Wolf’s proposal would increase the state’s minimum teacher salary to $45,000 a year. It also includes more than $350 million in other school funding increases.
The Pennsylvania State Education Association (PSEA), which represents 181,000 educators across the state, said it is “eager to support the governor’s plan,” noting that the minimum teacher salary hasn’t changed since 1989 and is set at $18,500.
“To have great schools, we need to attract great teachers, and it is time to increase teacher salaries,” said music teacher and PSEA President Rick Askey. “Over the past 30 years, the teaching profession has gotten much more challenging, the student debt burden has exploded, and we’re facing a significant teacher shortage.
“We shouldn’t have experienced teachers who earn less than other professionals with bachelor’s and master’s degrees, and we shouldn’t have highly educated, dedicated people who teach our kids strapped with student loan debt and struggle to make ends meet,” Askey said.
Wolf’s proposals would help educators and students across the state, but particularly in lower income rural and urban communities.
Approximately 5,000 Pennsylvania teachers earn less than $45,000 a year. Tori Koerbler, a teacher in the Panther Valley School District in Carbon County and a mother of three, is one of them.
Koerbler said she loves her job, her students, and her school district, but it is difficult to pay her mortgage, car, and student loan payments on her salary. She has taken on a weekend job in retail to help make ends meet.
“Teachers like me want to be in our classrooms teaching the next generation, but it’s so difficult to support our families on salaries that trail behind what other professionals earn,” she said. “I shouldn’t have to work a second job that limits the time I can spend with my children.
“Gov.

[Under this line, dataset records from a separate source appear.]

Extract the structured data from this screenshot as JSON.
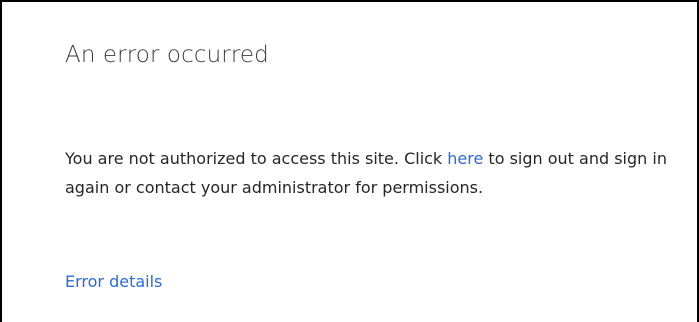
{
  "error_panel": {
    "title": "An error occurred",
    "message": {
      "before_link": "You are not authorized to access this site. Click ",
      "link_text": "here",
      "after_link": " to sign out and sign in again or contact your administrator for permissions."
    },
    "details_link": "Error details"
  },
  "colors": {
    "link": "#2a6bd9",
    "title_text": "#3b3b3b",
    "body_text": "#262626",
    "border": "#000000"
  }
}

Wolf believes that teachers like me deserve better,” said Koerbler. “He wants us to be able to pour our hearts and souls into educating our students, not worry about how we’re going to pay an electric bill or stay afloat in an emergency.”
PSEA President Askey also applauded Gov. Wolf for continuing to make public school funding his top priority, noting that the funding increases he proposed in basic education, special education, school safety programs, and career and technical education will make a difference for Pennsylvania’s students.
“Gov. Wolf knows how important it is to fund our public schools, invest in programs that work, and make sure that every student has access to a great public education,” Askey said.
“The budget the governor has proposed puts public education where it belongs: at the very top of our state’s priorities. We’re eager to support the governor’s plan.”